Effect size, based on Regression Beta (Estimate) value Trivial: Less than 0.10 Small: 0.10–0.29 Medium: 0.30–0.49 Large: 0.50 or greater

8 Write Up Results

To test our hypothesis that self-esteem will significantly predict perceived stress, and that the relationship will be negative, we used a simple linear regression to model the relationship between these variables. We confirmed that our data met the assumptions of linear regression by analyzing a Residuals vs Fitted plot, which indicated minor non-linearity but no severe violations of the assumption of linearity. We also checked for outliers using a Cook’s Distance plot, which showed no severe outliers or highly influential points, as all values were well below the commonly accepted cutoff of 0.5.

Note: we are skipping the assumptions of normality and homogeneity of variance for this assignment.

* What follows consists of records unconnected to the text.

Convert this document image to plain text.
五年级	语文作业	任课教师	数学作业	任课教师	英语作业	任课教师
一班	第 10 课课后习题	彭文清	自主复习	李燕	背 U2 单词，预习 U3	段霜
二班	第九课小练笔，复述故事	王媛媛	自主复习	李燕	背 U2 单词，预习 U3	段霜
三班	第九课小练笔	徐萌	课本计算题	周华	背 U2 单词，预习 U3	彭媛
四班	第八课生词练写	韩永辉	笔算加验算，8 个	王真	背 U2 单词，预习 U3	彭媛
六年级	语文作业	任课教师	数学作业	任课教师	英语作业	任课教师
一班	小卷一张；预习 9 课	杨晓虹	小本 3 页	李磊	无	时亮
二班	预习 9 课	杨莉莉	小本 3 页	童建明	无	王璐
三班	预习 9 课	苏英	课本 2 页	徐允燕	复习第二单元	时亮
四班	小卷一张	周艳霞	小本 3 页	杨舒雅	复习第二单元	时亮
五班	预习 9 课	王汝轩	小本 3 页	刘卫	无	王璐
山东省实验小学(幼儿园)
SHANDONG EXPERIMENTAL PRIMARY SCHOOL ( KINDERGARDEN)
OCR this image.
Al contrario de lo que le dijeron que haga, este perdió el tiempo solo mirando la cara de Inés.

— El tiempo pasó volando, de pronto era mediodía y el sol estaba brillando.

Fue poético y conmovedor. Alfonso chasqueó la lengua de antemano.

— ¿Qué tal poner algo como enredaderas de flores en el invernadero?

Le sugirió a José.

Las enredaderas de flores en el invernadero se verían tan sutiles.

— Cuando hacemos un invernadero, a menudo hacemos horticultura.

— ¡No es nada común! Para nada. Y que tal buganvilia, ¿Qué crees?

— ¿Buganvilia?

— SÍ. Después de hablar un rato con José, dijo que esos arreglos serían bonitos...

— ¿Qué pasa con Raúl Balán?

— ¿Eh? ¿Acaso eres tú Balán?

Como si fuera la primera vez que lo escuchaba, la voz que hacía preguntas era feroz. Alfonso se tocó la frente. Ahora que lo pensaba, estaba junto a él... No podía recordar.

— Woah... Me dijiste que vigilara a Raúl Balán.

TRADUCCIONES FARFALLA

As predicted, we found that self-esteem significantly predicted perceived stress, Adj. R^2 = .12, F(1, 1098) = 148.2, p < .001. The relationship between self-esteem and perceived stress was negative, ß = -0.35, t(1098) = -12.17, p < .001 (refer to Figure 1). According to Cohen (1988), this constitutes a medium effect size (0.30–0.49).

References

Cohen J. (1988). Statistical Power Analysis for the Behavioral Sciences. New York, NY: Routledge Academic.